In his powerful Superpower poem, Steve Gross wrote, “it takes practice…to get beyond the whole half-full, half-empty question, and just be grateful for the glass.” I hope I’ll practice, hope I’ll cultivate that gratitude for the glass I’ve been given. Though I’ve yet to meet another who has shared the experience of hitting a buffalo, I’m definitely not the only one to battle illness, or to spend her life fighting the gravity of life and the depravity of man. As I get moving, get stretching, and receive the warmth of a hot shower each day, I can feel my broken back begin to hold itself upright again. My muscles and joints begin to move more easily, the head clears, and for the rest of the day, I have the ability to move and walk and live well. Many would give anything just to have two legs that can walk. I may have to work pretty hard at making this body functional, but if I do, it functions.
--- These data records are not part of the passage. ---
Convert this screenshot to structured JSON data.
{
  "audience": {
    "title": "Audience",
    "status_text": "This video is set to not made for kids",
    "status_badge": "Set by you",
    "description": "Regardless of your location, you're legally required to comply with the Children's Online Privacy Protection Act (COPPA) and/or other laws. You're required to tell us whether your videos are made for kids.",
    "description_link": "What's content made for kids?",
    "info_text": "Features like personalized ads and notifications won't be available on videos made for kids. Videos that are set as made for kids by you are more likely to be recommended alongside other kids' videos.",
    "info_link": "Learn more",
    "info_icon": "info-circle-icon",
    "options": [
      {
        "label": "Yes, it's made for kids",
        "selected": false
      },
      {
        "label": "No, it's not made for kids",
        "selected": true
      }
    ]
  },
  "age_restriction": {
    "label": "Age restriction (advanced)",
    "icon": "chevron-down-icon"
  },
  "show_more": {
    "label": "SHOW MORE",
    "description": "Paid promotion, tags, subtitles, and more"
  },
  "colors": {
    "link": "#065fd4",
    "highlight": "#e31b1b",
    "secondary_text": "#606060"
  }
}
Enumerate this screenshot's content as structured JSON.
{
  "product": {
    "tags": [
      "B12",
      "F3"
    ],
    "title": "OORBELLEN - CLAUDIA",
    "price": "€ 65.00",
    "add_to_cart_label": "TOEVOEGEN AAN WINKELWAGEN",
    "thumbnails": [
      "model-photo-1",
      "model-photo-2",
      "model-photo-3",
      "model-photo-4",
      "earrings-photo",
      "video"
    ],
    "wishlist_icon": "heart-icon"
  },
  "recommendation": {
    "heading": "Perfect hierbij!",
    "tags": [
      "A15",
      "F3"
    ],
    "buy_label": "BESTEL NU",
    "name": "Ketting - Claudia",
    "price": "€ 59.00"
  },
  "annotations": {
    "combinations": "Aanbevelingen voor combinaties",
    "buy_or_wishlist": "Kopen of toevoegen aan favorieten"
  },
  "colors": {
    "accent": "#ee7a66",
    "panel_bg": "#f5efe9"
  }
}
Many would give anything to have a body responsive to their cues and efforts. Sure, there’s pain, but I’ve been provided with so many tools, so many gifts, so many friends who love and support me. Mostly, it’s easy to get discouraged when encountering the ways pain has changed me, and resisting the limits it has placed on my life. Again, the choice is presented each day. Albert Einstein once prompted us to choose well: “There are two ways in which you can live: you can live as if nothing is a miracle, or as if everything is a miracle.” I can be grateful and work hard, or I can let pain filter my existence and illness the condition that defines me. Will I choose to awaken to limitation, or to live unlimited? All I must do to maintain a sense of wonder is receive the mercies offered anew every morning.
Most days, with the difficulty of just putting one foot in front of another, it does seem simplest to quit: to stop trying so hard and just let it all take its natural course. If I make that choice, things quickly degenerate. My body can’t get enough of the drug of rest. If I am to live in hope, I must cling to God’s promises. There is no experience wasted and no downward spiral that can separate us from the His love, even those that are self-generated. ALL is being worked for good. The good work that He began, He will complete. Author Roy Lessin affirms this so well, expounding on the reality of God’s Kingdom. It’s a wonderful point:
“Everything in this world is moving in a downward direction-our bodies are a little older than they were yesterday; the parts in our cars have more wear than they had yesterday; even the earth is aging like a worn garment. In God’s kingdom, things are just the opposite for us. Everything moves in an upward direction-we go from faith to faith, from glory to glory, and from strength to strength. Our characters are being conformed to the image of Jesus, our spiritual lives mature, our love for the Lord deepens, and He becomes more precious with time. Today you can confidently say, ‘It is well with my soul…and it will be even better tomorrow.”
This is the hope of our journey in stepping Heavenward, in stepping up.